Lenin morì 101 anni fa, il 21 gennaio 1924. Considerata la sorte della sua eredità negli ultimi decenni, mi sembra appropriato ricordarne l’anniversario con un anno di ritardo. Dove siamo dunque oggi, non solo in relazione a Lenin ma anche in relazione al progetto rivoluzionario associato al suo nome?
Nel 1922, quando i bolscevichi dovettero ripiegare sulla nuova politica economica che prevedeva di dare uno spazio molto maggiore all’economia di mercato e all’economia privata, Lenin scrisse un breve testo intitolato “A proposito dell’ascensione sulle alte montagne”. Qui usava la similitudine di uno scalatore che deve ritirarsi al punto di partenza dopo il suo primo tentativo di raggiungere una nuova cima montana, per descrivere come ci si ritira senza tradire in modo opportunistico la propria lealtà alla causa: “I comunisti che non si lasciano andare né alle illusioni né allo scoraggiamento, conservando la forza e l’elasticità del proprio organismo per ricominciare ogni volta da capo la marcia di avvicinamento verso un obiettivo difficilissimo non sono invece perduti”. Questo è un Lenin pienamente beckettiano, che fa eco alla battuta di Worstward Ho: “Riprova. Fallisci di nuovo. Fallisci meglio”.

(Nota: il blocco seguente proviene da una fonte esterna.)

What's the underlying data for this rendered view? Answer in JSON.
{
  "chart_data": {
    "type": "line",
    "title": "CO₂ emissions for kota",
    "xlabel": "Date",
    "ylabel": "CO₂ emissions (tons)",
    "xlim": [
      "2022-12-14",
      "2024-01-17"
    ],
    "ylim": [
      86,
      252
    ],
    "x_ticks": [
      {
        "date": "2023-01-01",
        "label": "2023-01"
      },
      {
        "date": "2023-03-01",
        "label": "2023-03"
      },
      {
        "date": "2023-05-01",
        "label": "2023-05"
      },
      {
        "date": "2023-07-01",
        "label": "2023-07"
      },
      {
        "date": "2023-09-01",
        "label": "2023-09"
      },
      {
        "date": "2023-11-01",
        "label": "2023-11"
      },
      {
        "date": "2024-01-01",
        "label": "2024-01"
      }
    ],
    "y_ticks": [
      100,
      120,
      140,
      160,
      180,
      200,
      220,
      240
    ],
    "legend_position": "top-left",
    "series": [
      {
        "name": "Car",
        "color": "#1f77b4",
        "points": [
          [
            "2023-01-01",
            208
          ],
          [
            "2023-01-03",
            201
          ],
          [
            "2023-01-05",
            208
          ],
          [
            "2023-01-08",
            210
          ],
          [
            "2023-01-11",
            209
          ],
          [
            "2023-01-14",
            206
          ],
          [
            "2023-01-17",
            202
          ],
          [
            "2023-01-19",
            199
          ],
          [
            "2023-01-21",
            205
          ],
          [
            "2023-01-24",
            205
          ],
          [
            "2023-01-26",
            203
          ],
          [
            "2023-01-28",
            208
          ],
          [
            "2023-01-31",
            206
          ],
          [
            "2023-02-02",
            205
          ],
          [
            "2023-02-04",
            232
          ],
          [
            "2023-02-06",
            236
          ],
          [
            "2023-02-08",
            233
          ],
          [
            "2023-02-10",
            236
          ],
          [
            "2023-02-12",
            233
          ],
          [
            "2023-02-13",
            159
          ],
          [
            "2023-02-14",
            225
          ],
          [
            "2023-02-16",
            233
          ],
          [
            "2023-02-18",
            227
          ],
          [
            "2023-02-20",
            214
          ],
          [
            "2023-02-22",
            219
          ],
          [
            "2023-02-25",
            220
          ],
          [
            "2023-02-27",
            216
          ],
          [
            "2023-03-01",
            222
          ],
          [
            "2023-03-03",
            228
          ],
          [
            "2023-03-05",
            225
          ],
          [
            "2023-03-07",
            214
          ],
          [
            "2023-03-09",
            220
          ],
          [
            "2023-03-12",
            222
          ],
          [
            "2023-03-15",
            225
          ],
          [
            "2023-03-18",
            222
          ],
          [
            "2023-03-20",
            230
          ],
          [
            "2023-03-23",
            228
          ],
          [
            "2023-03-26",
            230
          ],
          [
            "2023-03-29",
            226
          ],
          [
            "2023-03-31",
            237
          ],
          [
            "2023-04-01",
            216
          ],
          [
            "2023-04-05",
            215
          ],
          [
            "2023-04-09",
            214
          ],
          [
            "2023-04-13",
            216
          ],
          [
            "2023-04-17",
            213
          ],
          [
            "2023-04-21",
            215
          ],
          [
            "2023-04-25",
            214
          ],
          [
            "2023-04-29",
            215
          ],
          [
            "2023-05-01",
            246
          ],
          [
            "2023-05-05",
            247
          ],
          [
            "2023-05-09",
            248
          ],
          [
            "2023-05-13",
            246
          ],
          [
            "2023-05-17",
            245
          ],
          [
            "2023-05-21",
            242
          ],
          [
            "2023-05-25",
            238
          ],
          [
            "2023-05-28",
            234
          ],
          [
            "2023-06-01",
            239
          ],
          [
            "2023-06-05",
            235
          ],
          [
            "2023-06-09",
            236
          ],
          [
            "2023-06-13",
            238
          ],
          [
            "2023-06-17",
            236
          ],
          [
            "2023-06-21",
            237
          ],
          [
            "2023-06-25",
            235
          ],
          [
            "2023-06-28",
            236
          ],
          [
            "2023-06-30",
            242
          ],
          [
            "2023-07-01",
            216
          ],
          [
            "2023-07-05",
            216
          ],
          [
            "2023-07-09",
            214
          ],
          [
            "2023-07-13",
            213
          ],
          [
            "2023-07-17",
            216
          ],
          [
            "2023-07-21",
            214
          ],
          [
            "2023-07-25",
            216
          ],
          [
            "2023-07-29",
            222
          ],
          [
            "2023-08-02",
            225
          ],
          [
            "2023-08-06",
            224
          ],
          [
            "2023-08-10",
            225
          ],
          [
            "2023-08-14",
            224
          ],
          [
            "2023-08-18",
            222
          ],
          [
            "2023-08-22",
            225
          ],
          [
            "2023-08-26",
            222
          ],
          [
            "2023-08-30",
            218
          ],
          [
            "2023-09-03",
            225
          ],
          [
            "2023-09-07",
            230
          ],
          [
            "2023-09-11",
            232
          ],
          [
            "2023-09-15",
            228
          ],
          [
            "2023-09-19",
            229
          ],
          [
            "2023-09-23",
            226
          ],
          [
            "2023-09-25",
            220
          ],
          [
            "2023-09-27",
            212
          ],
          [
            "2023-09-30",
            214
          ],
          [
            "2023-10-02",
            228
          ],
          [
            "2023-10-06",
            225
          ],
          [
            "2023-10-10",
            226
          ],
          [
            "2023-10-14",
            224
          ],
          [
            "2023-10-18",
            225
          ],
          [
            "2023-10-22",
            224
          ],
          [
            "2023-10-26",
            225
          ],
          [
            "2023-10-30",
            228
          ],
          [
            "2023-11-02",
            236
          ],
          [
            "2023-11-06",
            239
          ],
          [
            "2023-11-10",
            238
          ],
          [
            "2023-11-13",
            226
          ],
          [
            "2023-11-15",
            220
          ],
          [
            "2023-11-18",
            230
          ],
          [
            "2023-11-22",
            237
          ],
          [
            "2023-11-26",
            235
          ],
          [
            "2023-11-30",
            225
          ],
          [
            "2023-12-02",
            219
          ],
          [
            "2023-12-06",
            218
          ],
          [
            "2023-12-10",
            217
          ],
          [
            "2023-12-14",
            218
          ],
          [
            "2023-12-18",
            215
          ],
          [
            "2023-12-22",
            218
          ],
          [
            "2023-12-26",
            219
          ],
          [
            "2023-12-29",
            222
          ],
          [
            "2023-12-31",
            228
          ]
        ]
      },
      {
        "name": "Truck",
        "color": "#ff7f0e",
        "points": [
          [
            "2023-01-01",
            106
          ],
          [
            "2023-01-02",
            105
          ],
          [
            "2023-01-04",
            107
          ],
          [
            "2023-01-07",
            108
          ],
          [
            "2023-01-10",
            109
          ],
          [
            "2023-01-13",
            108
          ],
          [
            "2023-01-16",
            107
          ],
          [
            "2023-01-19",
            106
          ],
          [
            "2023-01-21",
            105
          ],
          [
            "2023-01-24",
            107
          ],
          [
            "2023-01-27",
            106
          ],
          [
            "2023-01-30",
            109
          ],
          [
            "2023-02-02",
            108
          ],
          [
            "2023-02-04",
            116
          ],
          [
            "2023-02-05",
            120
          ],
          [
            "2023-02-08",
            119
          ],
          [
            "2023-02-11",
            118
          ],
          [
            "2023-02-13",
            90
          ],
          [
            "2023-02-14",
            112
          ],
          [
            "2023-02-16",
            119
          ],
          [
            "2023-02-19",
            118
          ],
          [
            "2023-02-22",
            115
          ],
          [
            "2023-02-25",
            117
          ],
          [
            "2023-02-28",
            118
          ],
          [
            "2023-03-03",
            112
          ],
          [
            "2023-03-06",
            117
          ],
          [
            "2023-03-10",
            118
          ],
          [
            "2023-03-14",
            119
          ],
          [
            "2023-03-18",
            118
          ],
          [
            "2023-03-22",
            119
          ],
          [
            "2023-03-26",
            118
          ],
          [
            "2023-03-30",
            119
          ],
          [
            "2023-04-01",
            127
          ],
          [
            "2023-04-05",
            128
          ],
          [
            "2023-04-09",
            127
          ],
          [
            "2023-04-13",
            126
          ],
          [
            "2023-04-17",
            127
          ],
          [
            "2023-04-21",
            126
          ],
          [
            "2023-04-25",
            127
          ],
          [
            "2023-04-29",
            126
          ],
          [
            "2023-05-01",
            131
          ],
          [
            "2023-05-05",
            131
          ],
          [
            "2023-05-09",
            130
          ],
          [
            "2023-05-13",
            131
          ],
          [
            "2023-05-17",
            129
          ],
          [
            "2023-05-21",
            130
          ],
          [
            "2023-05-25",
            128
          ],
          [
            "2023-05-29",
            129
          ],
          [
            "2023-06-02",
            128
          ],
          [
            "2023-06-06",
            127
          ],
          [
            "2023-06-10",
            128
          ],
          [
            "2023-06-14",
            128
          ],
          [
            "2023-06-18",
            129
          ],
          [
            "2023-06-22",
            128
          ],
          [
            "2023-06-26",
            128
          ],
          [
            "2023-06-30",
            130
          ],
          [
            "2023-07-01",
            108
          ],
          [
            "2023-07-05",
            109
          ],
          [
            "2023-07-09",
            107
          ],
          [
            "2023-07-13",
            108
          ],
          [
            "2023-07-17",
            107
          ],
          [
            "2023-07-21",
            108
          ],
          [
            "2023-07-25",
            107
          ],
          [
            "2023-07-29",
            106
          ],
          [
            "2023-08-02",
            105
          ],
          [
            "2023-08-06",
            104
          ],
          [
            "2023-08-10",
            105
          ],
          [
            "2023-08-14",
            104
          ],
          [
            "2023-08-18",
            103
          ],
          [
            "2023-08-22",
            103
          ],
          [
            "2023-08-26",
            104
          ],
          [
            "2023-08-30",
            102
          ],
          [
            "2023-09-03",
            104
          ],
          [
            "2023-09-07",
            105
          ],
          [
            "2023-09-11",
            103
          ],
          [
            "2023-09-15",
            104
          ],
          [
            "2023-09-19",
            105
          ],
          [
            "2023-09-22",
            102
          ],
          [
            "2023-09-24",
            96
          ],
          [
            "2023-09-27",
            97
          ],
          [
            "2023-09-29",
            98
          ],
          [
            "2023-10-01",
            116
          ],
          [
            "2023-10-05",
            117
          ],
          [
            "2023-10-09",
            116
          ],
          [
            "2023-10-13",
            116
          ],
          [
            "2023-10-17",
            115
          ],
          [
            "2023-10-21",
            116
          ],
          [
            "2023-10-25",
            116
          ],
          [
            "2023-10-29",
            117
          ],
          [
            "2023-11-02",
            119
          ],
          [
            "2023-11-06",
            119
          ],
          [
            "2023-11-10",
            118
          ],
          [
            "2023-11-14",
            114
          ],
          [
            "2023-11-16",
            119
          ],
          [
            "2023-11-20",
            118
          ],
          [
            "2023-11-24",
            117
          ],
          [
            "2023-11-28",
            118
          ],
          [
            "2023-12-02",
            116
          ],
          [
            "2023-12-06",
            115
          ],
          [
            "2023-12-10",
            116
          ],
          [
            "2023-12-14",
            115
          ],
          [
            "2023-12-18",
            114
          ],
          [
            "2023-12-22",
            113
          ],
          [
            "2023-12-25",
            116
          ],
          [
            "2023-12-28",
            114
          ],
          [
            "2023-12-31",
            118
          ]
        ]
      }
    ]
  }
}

Oggi il comunismo è inefficace. Forse per uscire dal vicolo cieco del meditare sulla debolezza della sinistra dobbiamo cambiare terreno e concentrarci sul capitalismo
Questo atteggiamento leninista è particolarmenre necessario oggi che il comunismo, l’unico modo per affrontare le sfide contemporanee (ecologia, guerra, intelligenza artificiale), è sempre più inefficace: quel che rimane della sinistra è sempre meno capace di mobilitare le persone intorno a un’alternativa praticabile all’ordine globale. Forse per uscire dal vicolo cieco del meditare sulla debolezza della sinistra, lamentandosi di quanto sia più facile immaginare la fine del mondo che la fine del capitalismo, dobbiamo cambiare terreno e concentrarci proprio sul capitalismo. Capitalismo che non solo ha immaginato con successo il post-capitalismo, ma si sta trasformando in un ordine post-capitalista. La posta in gioco è altissima. Nessuno ne era più consapevole di un altro rivoluzionario, Lev Trockij, com’è evidente dal suo sogno su Lenin morto della notte del 25 giugno 1935:
La notte scorsa, o meglio stamattina presto, ho sognato ch’ero in conversazione con Lenin. A giudicare dall’ambiente, eravamo a bordo di una nave, sul ponte di terza classe. Lenin era sdraiato in cuccetta e io gli stavo accanto in piedi, o seduto (non ne sono certo). Egli m’interrogava ansiosamente sulle mie condizioni di salute: “Dovete aver accumulato una grande stanchezza nervosa: bisogna che vi riposiate”. Io ribattei che dalla stanchezza non avevo mai tardato a riprendermi, grazie alla mia naturale Schwungkraft (energia), ma che questa volta il male sembrava avere radici più profonde. “Allora dovreste seriamente (e sottolineò la parola) consultare i medici (fece un paio di nomi)”. Io risposi che mi ero fatto già visitare in diverse occasioni, e avevo appena cominciato a dirgli del mio viaggio terapeutico a Berlino nel 1926 quando mi ricordai che Lenin era morto. Cercai immediatamente di allontanare questo pensiero in modo da non interrompere il dialogo. Finito di raccontare il viaggio a Berlino, stavo per aggiungere: “Ciò avvenne dopo la vostra morte”, ma mi trattenni e dissi: “Dopo che vi ammalaste”.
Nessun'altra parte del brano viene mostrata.